On 6 May, 1919 the French Law for the Protection of the Place of Origin ‘appellation d'origine contrôlée’ was passed, and Appellation was born.
This specified the region and commune in which a wine must be made. In particular, it made multi-regional and multi-varietal blending of wine grapes illegal.
Never again would Cabernet from Bordeaux and Syrah from the Rhone come together in the bottle. A sad day for Europe, but a wonderful opportunity for Australia.
Free from the shackles of Appellation, Australian winemakers can mix and match however they please.
“Our very Australian-ness is captured in the pragmatism of so many of Australia’s early wines,” Yalumba’s own fifth-generation proprietor Robert Hill-Smith says.
“When we blended Cabernet Sauvignon and Shiraz – as we very happily did – we called it claret to describe a dry red with a firm finish. They were lyrical creations that were about the wine, not the rules.”

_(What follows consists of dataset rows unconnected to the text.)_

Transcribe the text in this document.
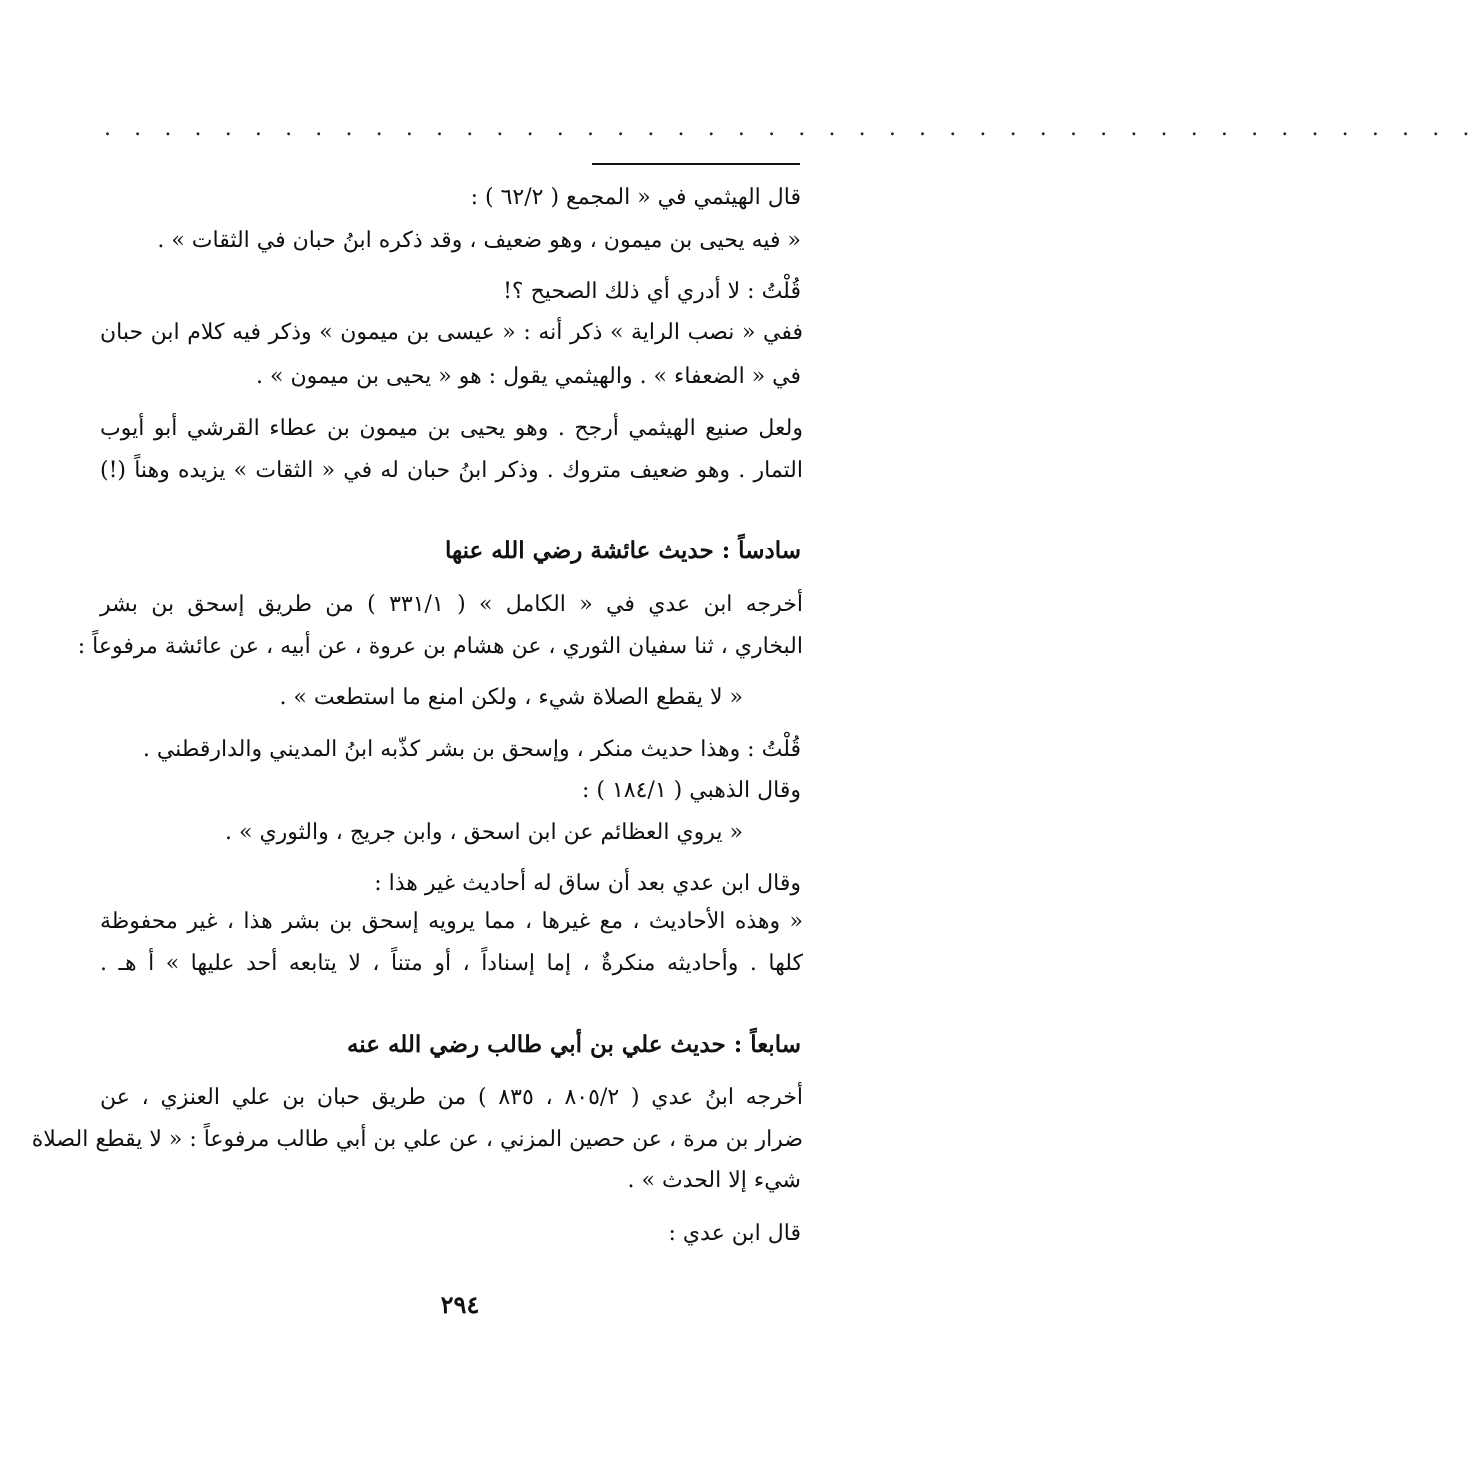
. . . . . . . . . . . . . . . . . . . . . . . . . . . . . . . . . . . . . . . . . . . . . .
قال الهيثمي في « المجمع ( ٦٢/٢ ) :
« فيه يحيى بن ميمون ، وهو ضعيف ، وقد ذكره ابنُ حبان في الثقات » .
قُلْتُ : لا أدري أي ذلك الصحيح ؟!
ففي « نصب الراية » ذكر أنه : « عيسى بن ميمون » وذكر فيه كلام ابن حبان
في « الضعفاء » . والهيثمي يقول : هو « يحيى بن ميمون » .
ولعل صنيع الهيثمي أرجح . وهو يحيى بن ميمون بن عطاء القرشي أبو أيوب
التمار . وهو ضعيف متروك . وذكر ابنُ حبان له في « الثقات » يزيده وهناً (!)
سادساً : حديث عائشة رضي الله عنها
أخرجه ابن عدي في « الكامل » ( ٣٣١/١ ) من طريق إسحق بن بشر
البخاري ، ثنا سفيان الثوري ، عن هشام بن عروة ، عن أبيه ، عن عائشة مرفوعاً :
« لا يقطع الصلاة شيء ، ولكن امنع ما استطعت » .
قُلْتُ : وهذا حديث منكر ، وإسحق بن بشر كذّبه ابنُ المديني والدارقطني .
وقال الذهبي ( ١٨٤/١ ) :
« يروي العظائم عن ابن اسحق ، وابن جريج ، والثوري » .
وقال ابن عدي بعد أن ساق له أحاديث غير هذا :
« وهذه الأحاديث ، مع غيرها ، مما يرويه إسحق بن بشر هذا ، غير محفوظة
كلها . وأحاديثه منكرةٌ ، إما إسناداً ، أو متناً ، لا يتابعه أحد عليها » أ هـ .
سابعاً : حديث علي بن أبي طالب رضي الله عنه
أخرجه ابنُ عدي ( ٨٠٥/٢ ، ٨٣٥ ) من طريق حبان بن علي العنزي ، عن
ضرار بن مرة ، عن حصين المزني ، عن علي بن أبي طالب مرفوعاً : « لا يقطع الصلاة
شيء إلا الحدث » .
قال ابن عدي :
٢٩٤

At Yalumba, we have long pushed the Cabernet Shiraz blend. In 1962 we launched The Signature Cabernet Sauvignon and Shiraz, using 100% Barossa grapes. Four years later, former Australian Prime Minister Sir Robert Menzies announced that the Yalumba 1961 Galway Vintage Reserve Special Claret was “the best red wine” he’d tasted.
The blend continued to garner praise.
In 1974 we created a Cabernet Sauvignon and Shiraz blend known as Fine Dry Red 1A (FDR1A). It was praised for its fruit expression, restrained power and viticultural craftsmanship.
The small bottling became a legend in winemaking circles and it accumulated a collection of three trophies and 21 gold medals at some of the most prominent wine shows around the country. Our FDR1A Cabernet Sauvignon & Shiraz was re-introduced in 2000, its distinctive point of difference being its Eden Valley provenance.
As respect for the blend grew, the name game continued, and in 1994 the EU decided Australia could no longer have some of the oenological freedoms it had come to expect.
The demand was that if Australia wanted to sell wines in Europe it had to be on a level playing field – firstly, it had to come up with its own Appellation-style regional naming system (Geographical Indications as they became known) to prove where the wine came from. Secondly, it could no longer use European names to describe Australian wines.
Ironically claret (and clairet) were never French regional names like Burgundy, Chablis or Champagne. They were, however, deemed “Traditional European Expressions” so their use was banned in the non-French world, along with tawny and vintage port, fino, amontillado and oloroso sherry.
Goodbye Aussie “claret”.
Names aside, we kept drinking the blend. In 2006 UK wine writer and judge Matthew Jukes and Australian wine writer Tyson Stelzer founded The Great Australian Red wine competition. It has since become the only international benchmark of Cabernet Shiraz (or Shiraz Cabernet depending on the dominant percentage) and 100-plus entries every year illustrates the breadth of the style across regions and price points.
More than a decade later, Cabernet Shiraz is again receiving the praise it deserves.
Give it a try. Start with a glass or two of the FDR1A Cabernet Sauvignon & Shiraz matched with a cheese plate of Époisses and cheddar, follow it up with a beef Wellington and The Signature Cabernet Sauvignon & Shiraz (or Portobello mushroom burgers for vegetarians) and let the good, blended times roll.